To continue on PNT, at the one-cell stage the donor embryo pronuclei containing the nuclear genes are removed, killing that embryo. The partially gutted donor embryo with its healthy mitochondria is then used to form a new embryo when the pronuclei harvested from the commissioning woman’s embryo are inserted. Harvesting the pronuclei from the commissioning woman’s embryo kills that embryo.
It is important to understand that the techniques are non-therapeutic. They are in no sense a cure for children who are already born, nor do they pretend to be. Rather, the techniques create new people with altered genetic composition—genetically designed individuals who will not inherit mitochondrial disease. Although the mitochondrial DNA is around only 0.1% of a person’s total DNA, a little leaven leavens all the bread, and a different person is thereby created.

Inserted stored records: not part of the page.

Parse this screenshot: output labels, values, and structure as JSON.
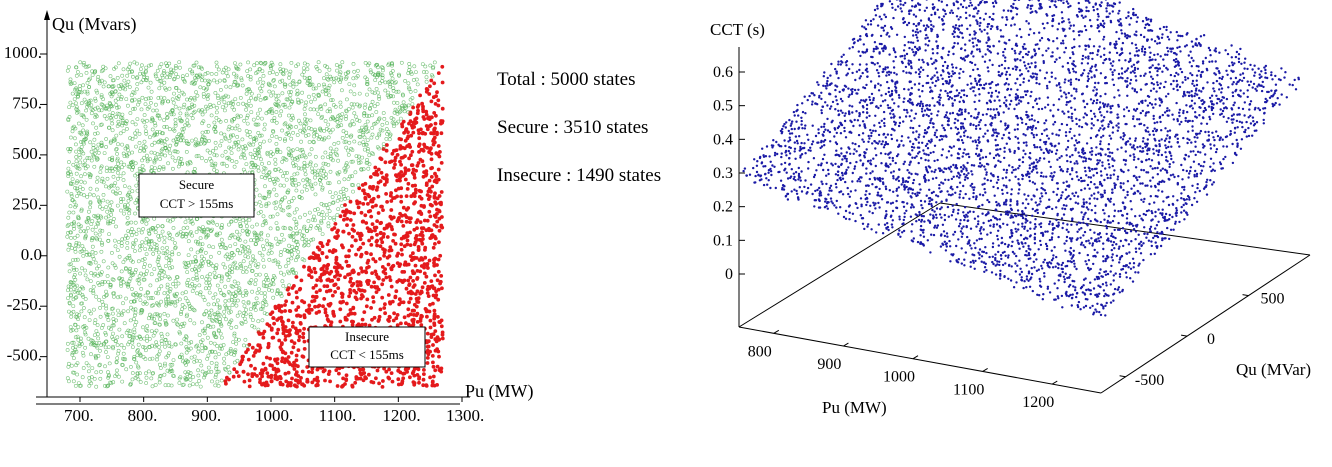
{
  "chart_data": [
    {
      "type": "scatter",
      "xlabel": "Pu (MW)",
      "ylabel": "Qu (Mvars)",
      "xlim": [
        650,
        1300
      ],
      "ylim": [
        -700,
        1000
      ],
      "xticks": [
        "700.",
        "800.",
        "900.",
        "1000.",
        "1100.",
        "1200.",
        "1300."
      ],
      "xtick_values": [
        700,
        800,
        900,
        1000,
        1100,
        1200,
        1300
      ],
      "yticks": [
        "1000.",
        "750.",
        "500.",
        "250.",
        "0.0",
        "-250.",
        "-500."
      ],
      "ytick_values": [
        1000,
        750,
        500,
        250,
        0,
        -250,
        -500
      ],
      "data_range": {
        "x": [
          680,
          1270
        ],
        "y": [
          -650,
          960
        ]
      },
      "boundary": {
        "x_at_qmin": 920,
        "x_at_qmax": 1270
      },
      "series": [
        {
          "name": "Secure",
          "color": "#4caf50",
          "count": 3510,
          "marker": "hollow-circle"
        },
        {
          "name": "Insecure",
          "color": "#e41a1c",
          "count": 1490,
          "marker": "filled-dot"
        }
      ],
      "annotations": [
        {
          "lines": [
            "Secure",
            "CCT > 155ms"
          ]
        },
        {
          "lines": [
            "Insecure",
            "CCT < 155ms"
          ]
        }
      ],
      "grid": false
    },
    {
      "type": "scatter",
      "projection": "3d",
      "xlabel": "Pu (MW)",
      "ylabel": "Qu (MVar)",
      "zlabel": "CCT (s)",
      "xticks": [
        "800",
        "900",
        "1000",
        "1100",
        "1200"
      ],
      "yticks": [
        "-500",
        "0",
        "500"
      ],
      "zticks": [
        "0.6",
        "0.5",
        "0.4",
        "0.3",
        "0.2",
        "0.1",
        "0"
      ],
      "xlim": [
        750,
        1270
      ],
      "ylim": [
        -700,
        1000
      ],
      "zlim": [
        0,
        0.65
      ],
      "surface": {
        "cct_at_corners": {
          "pu_min_qu_min": 0.29,
          "pu_min_qu_max": 0.66,
          "pu_max_qu_min": 0.07,
          "pu_max_qu_max": 0.41
        }
      },
      "series": [
        {
          "name": "",
          "color": "#1a1aa6",
          "count": 5000,
          "marker": "dot"
        }
      ],
      "grid": false
    }
  ],
  "stats": {
    "total": "Total : 5000 states",
    "secure": "Secure : 3510 states",
    "insecure": "Insecure : 1490 states"
  }
}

The proposed techniques all promote germ-line genetic modification. That is an infinite change that will lead to all the descendants of someone treated in this way being changed, the consequence of which cannot be known.

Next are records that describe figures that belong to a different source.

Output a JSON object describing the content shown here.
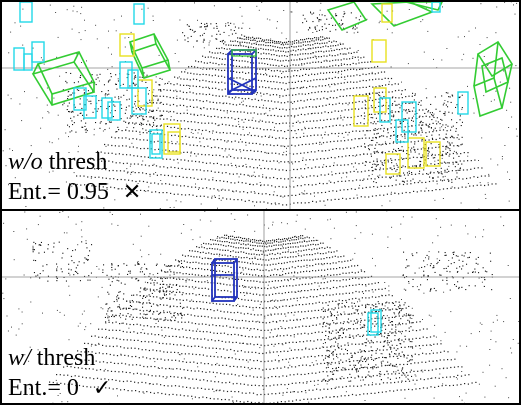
{
  "panels": [
    {
      "method_italic": "w/o",
      "method_rest": " thresh",
      "entropy_text": "Ent.= 0.95",
      "result_mark": "✕",
      "result": "fail",
      "box_colors": [
        "#33ddee",
        "#33cc33",
        "#eeee33",
        "#3344cc"
      ]
    },
    {
      "method_italic": "w/",
      "method_rest": " thresh",
      "entropy_text": "Ent.= 0",
      "result_mark": "✓",
      "result": "pass",
      "box_colors": [
        "#3344cc",
        "#33ddee"
      ]
    }
  ]
}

I thank my hon. Friend for raising this critical subject. Techniques for mitochondrial transfer deliberately create a child who has three genetic ancestors, or, in the case of PNT, four. Is that not extremely concerning, raising as it does serious issues of personal identity for those born through the technique, particularly since Government guidelines propose that such individuals will not be allowed to know the identity of their third or forth parent? Will that not then transfer into future generations, too?

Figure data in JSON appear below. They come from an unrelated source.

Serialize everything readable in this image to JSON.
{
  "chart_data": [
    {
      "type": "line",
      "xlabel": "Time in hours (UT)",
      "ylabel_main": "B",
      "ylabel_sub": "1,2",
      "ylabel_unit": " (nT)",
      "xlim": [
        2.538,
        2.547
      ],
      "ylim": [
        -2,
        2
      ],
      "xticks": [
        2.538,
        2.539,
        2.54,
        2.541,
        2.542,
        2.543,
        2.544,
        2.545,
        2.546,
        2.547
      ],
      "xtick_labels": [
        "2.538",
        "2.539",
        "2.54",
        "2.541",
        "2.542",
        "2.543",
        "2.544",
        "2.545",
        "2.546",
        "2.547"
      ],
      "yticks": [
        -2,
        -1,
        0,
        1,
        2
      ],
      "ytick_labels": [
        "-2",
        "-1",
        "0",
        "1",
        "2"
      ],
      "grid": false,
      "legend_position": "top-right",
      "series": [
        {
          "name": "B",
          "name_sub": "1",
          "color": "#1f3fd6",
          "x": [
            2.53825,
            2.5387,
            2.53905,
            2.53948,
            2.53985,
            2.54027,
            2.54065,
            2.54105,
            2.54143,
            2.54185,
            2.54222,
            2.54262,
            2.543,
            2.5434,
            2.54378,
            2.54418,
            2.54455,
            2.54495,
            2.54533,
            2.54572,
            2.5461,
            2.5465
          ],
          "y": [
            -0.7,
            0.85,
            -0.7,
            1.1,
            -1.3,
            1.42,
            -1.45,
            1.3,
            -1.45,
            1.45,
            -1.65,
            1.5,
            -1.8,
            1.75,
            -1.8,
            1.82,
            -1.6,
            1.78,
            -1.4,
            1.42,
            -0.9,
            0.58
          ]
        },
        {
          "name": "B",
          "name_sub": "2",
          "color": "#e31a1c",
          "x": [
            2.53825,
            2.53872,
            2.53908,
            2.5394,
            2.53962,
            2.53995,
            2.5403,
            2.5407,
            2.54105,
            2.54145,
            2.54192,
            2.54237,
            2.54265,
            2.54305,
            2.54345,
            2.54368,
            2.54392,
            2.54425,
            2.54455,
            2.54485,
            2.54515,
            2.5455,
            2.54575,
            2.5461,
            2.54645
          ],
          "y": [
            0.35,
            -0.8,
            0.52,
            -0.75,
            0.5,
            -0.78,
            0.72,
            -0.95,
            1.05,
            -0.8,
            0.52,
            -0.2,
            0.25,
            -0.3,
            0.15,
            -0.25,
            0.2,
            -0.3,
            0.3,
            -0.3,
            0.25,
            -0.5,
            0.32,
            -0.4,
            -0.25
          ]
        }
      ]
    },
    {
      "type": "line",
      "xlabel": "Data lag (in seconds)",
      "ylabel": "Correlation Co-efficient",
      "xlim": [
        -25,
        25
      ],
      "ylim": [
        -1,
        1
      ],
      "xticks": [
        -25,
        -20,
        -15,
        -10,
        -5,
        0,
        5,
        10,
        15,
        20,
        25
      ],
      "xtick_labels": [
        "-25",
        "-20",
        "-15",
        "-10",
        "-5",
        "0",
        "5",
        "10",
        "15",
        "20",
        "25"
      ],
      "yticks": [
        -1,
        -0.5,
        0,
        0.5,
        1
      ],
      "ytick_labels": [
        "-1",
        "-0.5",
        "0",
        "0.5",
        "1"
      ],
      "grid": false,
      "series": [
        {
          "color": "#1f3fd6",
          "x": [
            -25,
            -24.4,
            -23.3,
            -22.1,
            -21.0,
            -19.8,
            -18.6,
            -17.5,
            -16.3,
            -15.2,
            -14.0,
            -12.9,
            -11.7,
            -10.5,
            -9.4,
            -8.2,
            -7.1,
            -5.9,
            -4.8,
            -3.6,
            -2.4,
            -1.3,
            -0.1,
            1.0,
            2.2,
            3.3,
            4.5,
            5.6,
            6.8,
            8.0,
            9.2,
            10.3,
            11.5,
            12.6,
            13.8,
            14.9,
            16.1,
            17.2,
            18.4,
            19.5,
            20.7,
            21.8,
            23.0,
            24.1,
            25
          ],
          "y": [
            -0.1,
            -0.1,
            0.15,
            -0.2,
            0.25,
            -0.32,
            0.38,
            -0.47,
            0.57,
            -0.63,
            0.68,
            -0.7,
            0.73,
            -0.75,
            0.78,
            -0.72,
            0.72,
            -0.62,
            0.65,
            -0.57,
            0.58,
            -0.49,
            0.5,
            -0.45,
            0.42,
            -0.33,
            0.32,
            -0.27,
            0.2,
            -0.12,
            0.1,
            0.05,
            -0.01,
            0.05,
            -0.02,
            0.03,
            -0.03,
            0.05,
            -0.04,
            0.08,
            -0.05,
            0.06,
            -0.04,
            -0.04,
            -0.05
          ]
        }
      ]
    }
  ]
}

I was going to come on to that. As an aside, the reason we were able to determine that Richard III’s body was his was through the female line, and because we could establish the continuity of the DNA. I do not believe Government promises of secrecy. They promised that to sperm donors historically. Governments cannot be relied upon, because society becomes more open and so demands greater openness. I have no doubt that if the technique is ultimately used the donors will be identified and people with three or potentially four parents will find out.